Sunday, December 07, 2008

Christmas 2004 and other thoughts........

I can't believe this is my fourth Christmas with Ava. I was talking to one of my friends in my ward on Saturday about how we couldn't believe Ava and I have been here for four years! It has literally flown by. I feel like I went to sleep one night with this tiny snuggly newborn and woke up with a talkative and very opinionated little girl. She has completely lost the baby look! Four year ago I was just here visiting after I had Ava. I knew then that I was supposed to come live her, but I was fighting it so hard. I didn't want to move here. I didn't want to admit that I needed to come here. It was a hard pill for me to swallow and I think that the day I drove out of Long Beach with a fully loaded U Haul following behind was one of the saddest days of my life. I think I cried for a good couple of hours. I was sad to admit that the dreams I had built there were never going to come true. I was thinking about the person I was four years ago today in church. I have been feeling a lot like that girl lately. Like I have lost a dream and that I don't want to take the time to dream a new one. But today I realized that I am not all the way back at square one. I have goals and ambitions I never planned I would have. I am a completely different person. I am feeling comfort in knowing that while I am an ordinary person I CAN do hard things. I have faced most of my biggest fears in life and I have survived to tell the story! Here are a few pictures from that first Christmas. I can't believe that I am posting them for you all to see cause I look like a cow, but hey, like I said a lot about me has changed!

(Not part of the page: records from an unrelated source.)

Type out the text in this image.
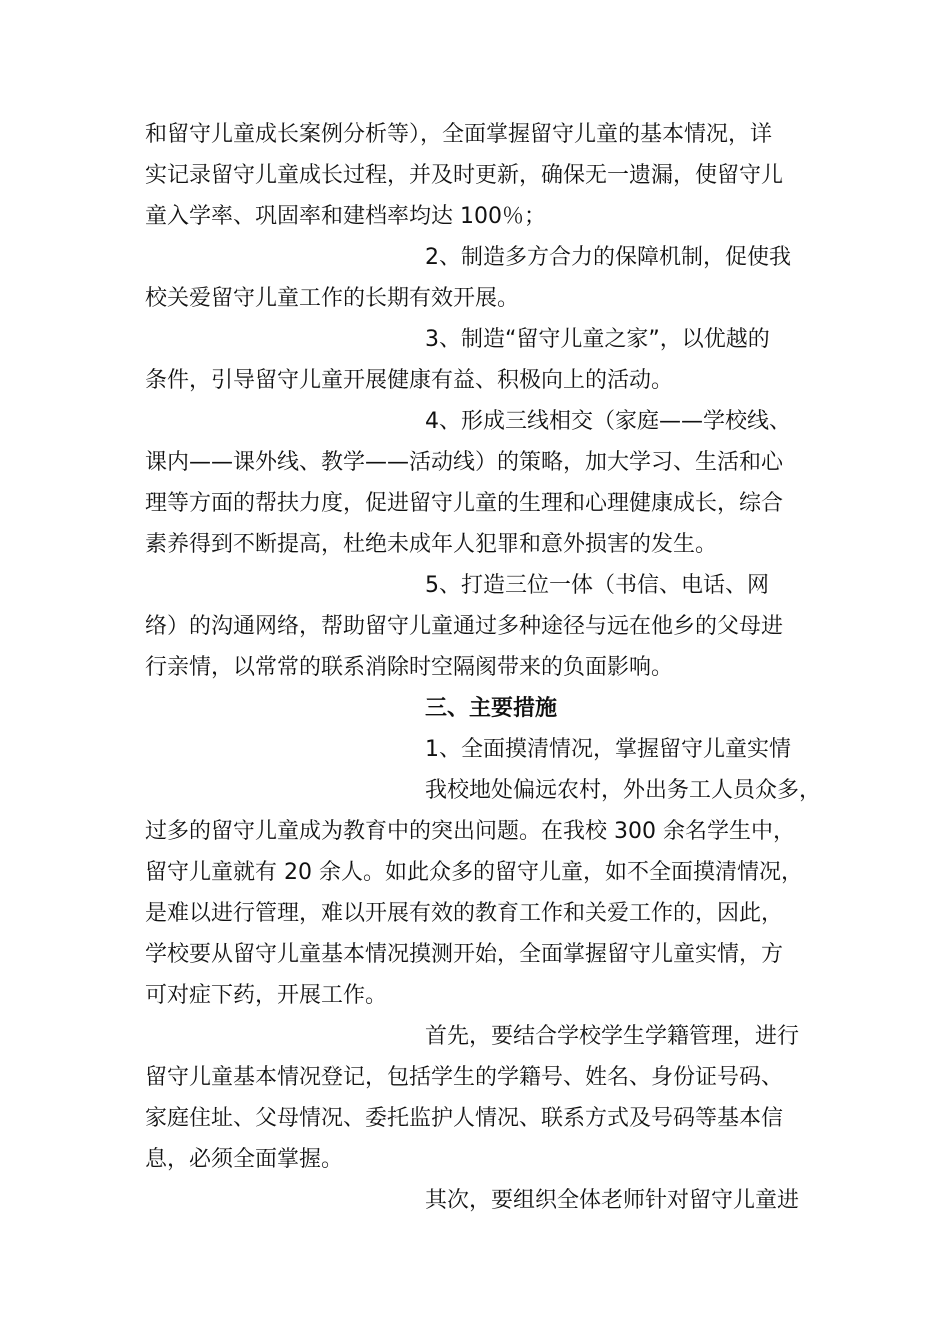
和留守儿童成长案例分析等），全面掌握留守儿童的基本情况，详
实记录留守儿童成长过程，并及时更新，确保无一遗漏，使留守儿
童入学率、巩固率和建档率均达 100％；
2、制造多方合力的保障机制，促使我
校关爱留守儿童工作的长期有效开展。
3、制造“留守儿童之家”，以优越的
条件，引导留守儿童开展健康有益、积极向上的活动。
4、形成三线相交（家庭——学校线、
课内——课外线、教学——活动线）的策略，加大学习、生活和心
理等方面的帮扶力度，促进留守儿童的生理和心理健康成长，综合
素养得到不断提高，杜绝未成年人犯罪和意外损害的发生。
5、打造三位一体（书信、电话、网
络）的沟通网络，帮助留守儿童通过多种途径与远在他乡的父母进
行亲情，以常常的联系消除时空隔阂带来的负面影响。
三、主要措施
1、全面摸清情况，掌握留守儿童实情
我校地处偏远农村，外出务工人员众多，
过多的留守儿童成为教育中的突出问题。在我校 300 余名学生中，
留守儿童就有 20 余人。如此众多的留守儿童，如不全面摸清情况，
是难以进行管理，难以开展有效的教育工作和关爱工作的，因此，
学校要从留守儿童基本情况摸测开始，全面掌握留守儿童实情，方
可对症下药，开展工作。
首先，要结合学校学生学籍管理，进行
留守儿童基本情况登记，包括学生的学籍号、姓名、身份证号码、
家庭住址、父母情况、委托监护人情况、联系方式及号码等基本信
息，必须全面掌握。
其次，要组织全体老师针对留守儿童进
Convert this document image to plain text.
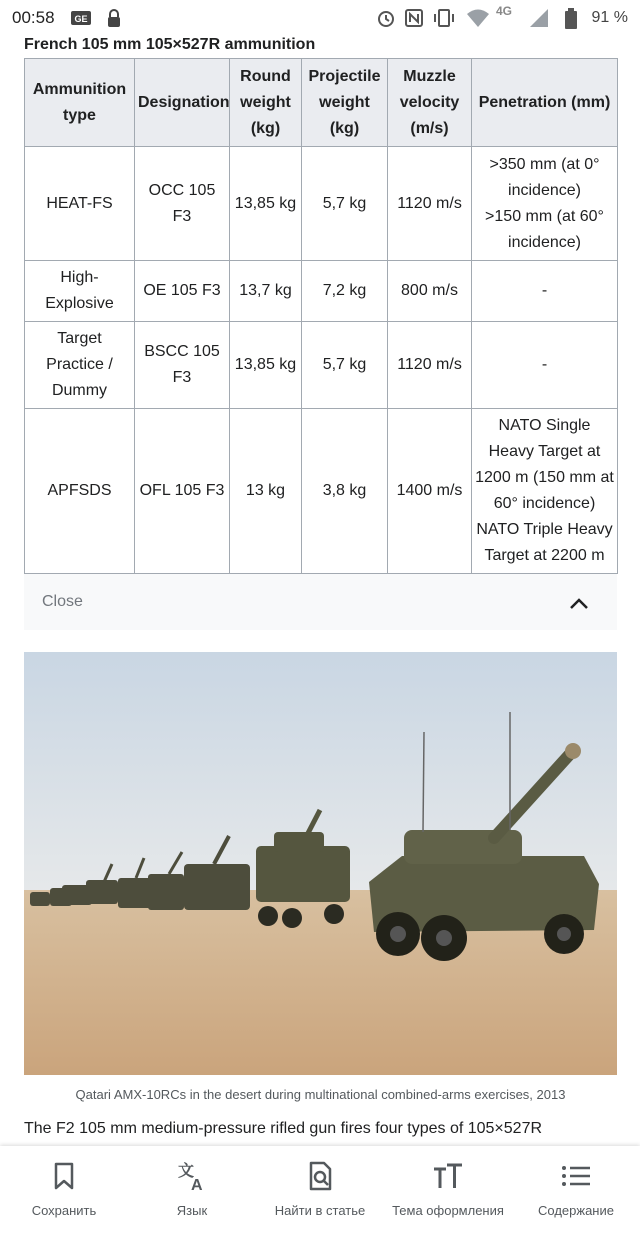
00:58 GE
4G	91 %
French 105 mm 105×527R ammunition
Ammunition type	Designation	Round weight (kg)	Projectile weight (kg)	Muzzle velocity (m/s)	Penetration (mm)
HEAT-FS	OCC 105 F3	13,85 kg	5,7 kg	1120 m/s	>350 mm (at 0° incidence)
>150 mm (at 60° incidence)

High-Explosive	OE 105 F3	13,7 kg	7,2 kg	800 m/s	-
Target Practice / Dummy	BSCC 105 F3	13,85 kg	5,7 kg	1120 m/s	-
APFSDS	OFL 105 F3	13 kg	3,8 kg	1400 m/s	NATO Single Heavy Target at 1200 m (150 mm at 60° incidence)
NATO Triple Heavy Target at 2200 m
Close
Qatari AMX-10RCs in the desert during multinational combined-arms exercises, 2013
The F2 105 mm medium-pressure rifled gun fires four types of 105×527R
Сохранить
文
A
Язык	Найти в статье	Тема оформления	Содержание
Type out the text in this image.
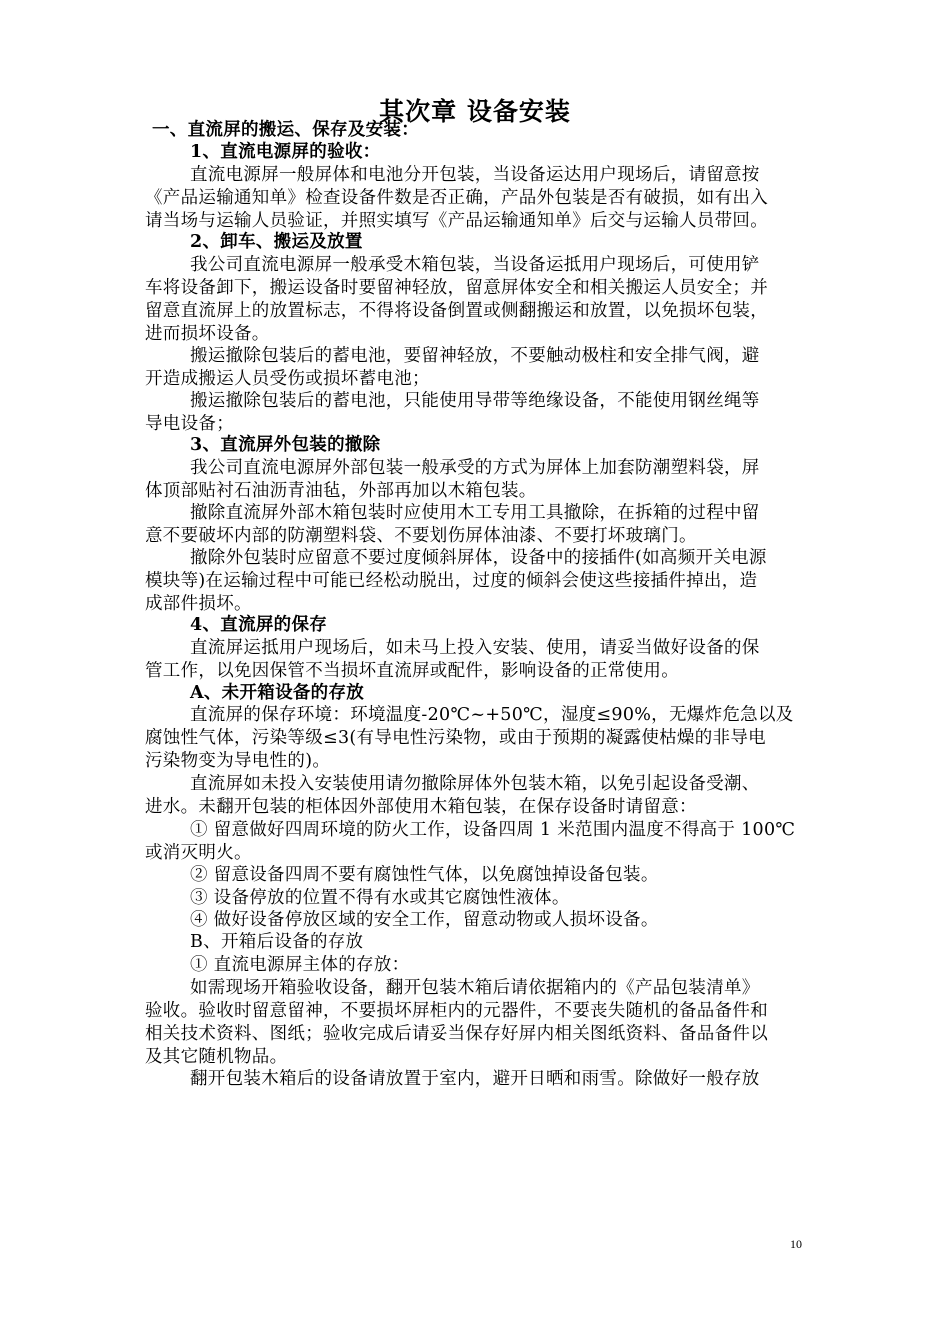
其次章 设备安装
一、直流屏的搬运、保存及安装：
1、直流电源屏的验收：
直流电源屏一般屏体和电池分开包装，当设备运达用户现场后，请留意按
《产品运输通知单》检查设备件数是否正确，产品外包装是否有破损，如有出入
请当场与运输人员验证，并照实填写《产品运输通知单》后交与运输人员带回。
2、卸车、搬运及放置
我公司直流电源屏一般承受木箱包装，当设备运抵用户现场后，可使用铲
车将设备卸下，搬运设备时要留神轻放，留意屏体安全和相关搬运人员安全；并
留意直流屏上的放置标志，不得将设备倒置或侧翻搬运和放置，以免损坏包装，
进而损坏设备。
搬运撤除包装后的蓄电池，要留神轻放，不要触动极柱和安全排气阀，避
开造成搬运人员受伤或损坏蓄电池；
搬运撤除包装后的蓄电池，只能使用导带等绝缘设备，不能使用钢丝绳等
导电设备；
3、直流屏外包装的撤除
我公司直流电源屏外部包装一般承受的方式为屏体上加套防潮塑料袋，屏
体顶部贴衬石油沥青油毡，外部再加以木箱包装。
撤除直流屏外部木箱包装时应使用木工专用工具撤除，在拆箱的过程中留
意不要破坏内部的防潮塑料袋、不要划伤屏体油漆、不要打坏玻璃门。
撤除外包装时应留意不要过度倾斜屏体，设备中的接插件(如高频开关电源
模块等)在运输过程中可能已经松动脱出，过度的倾斜会使这些接插件掉出，造
成部件损坏。
4、直流屏的保存
直流屏运抵用户现场后，如未马上投入安装、使用，请妥当做好设备的保
管工作，以免因保管不当损坏直流屏或配件，影响设备的正常使用。
A、未开箱设备的存放
直流屏的保存环境：环境温度-20℃~+50℃，湿度≤90%，无爆炸危急以及
腐蚀性气体，污染等级≤3(有导电性污染物，或由于预期的凝露使枯燥的非导电
污染物变为导电性的)。
直流屏如未投入安装使用请勿撤除屏体外包装木箱，以免引起设备受潮、
进水。未翻开包装的柜体因外部使用木箱包装，在保存设备时请留意：
① 留意做好四周环境的防火工作，设备四周 1 米范围内温度不得高于 100℃
或消灭明火。
② 留意设备四周不要有腐蚀性气体，以免腐蚀掉设备包装。
③ 设备停放的位置不得有水或其它腐蚀性液体。
④ 做好设备停放区域的安全工作，留意动物或人损坏设备。
B、开箱后设备的存放
① 直流电源屏主体的存放：
如需现场开箱验收设备，翻开包装木箱后请依据箱内的《产品包装清单》
验收。验收时留意留神，不要损坏屏柜内的元器件，不要丧失随机的备品备件和
相关技术资料、图纸；验收完成后请妥当保存好屏内相关图纸资料、备品备件以
及其它随机物品。
翻开包装木箱后的设备请放置于室内，避开日晒和雨雪。除做好一般存放
10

Just one comment on this picture....... it seriously cracks me up every time I see it. I guess cause one day Katie and I stumbled upon it and laughed for so long because I look so "chubby". It make me laugh every time!

3 comments:

Janessa Couch said...

Your pictures are so adorable. I can not get one of them to load, but the others are adorable. It has been so much fun writing to you. You are amazing and are an amazing mother to a beautiful girl.

heidi said...

I've been having a hard time getting into the Christmas spirit as well... must just be one of those years.
It always comes eventually!

Grammy said...

I was thinking some of the same thoughts - about 4 year ago when you and Ava came to visit. I love the picture of with the reindeer antlers on. I remember how excited you were about that little costume for her. And for what it's worth...I don't think you look like a cow. You are BEAUTIFUL!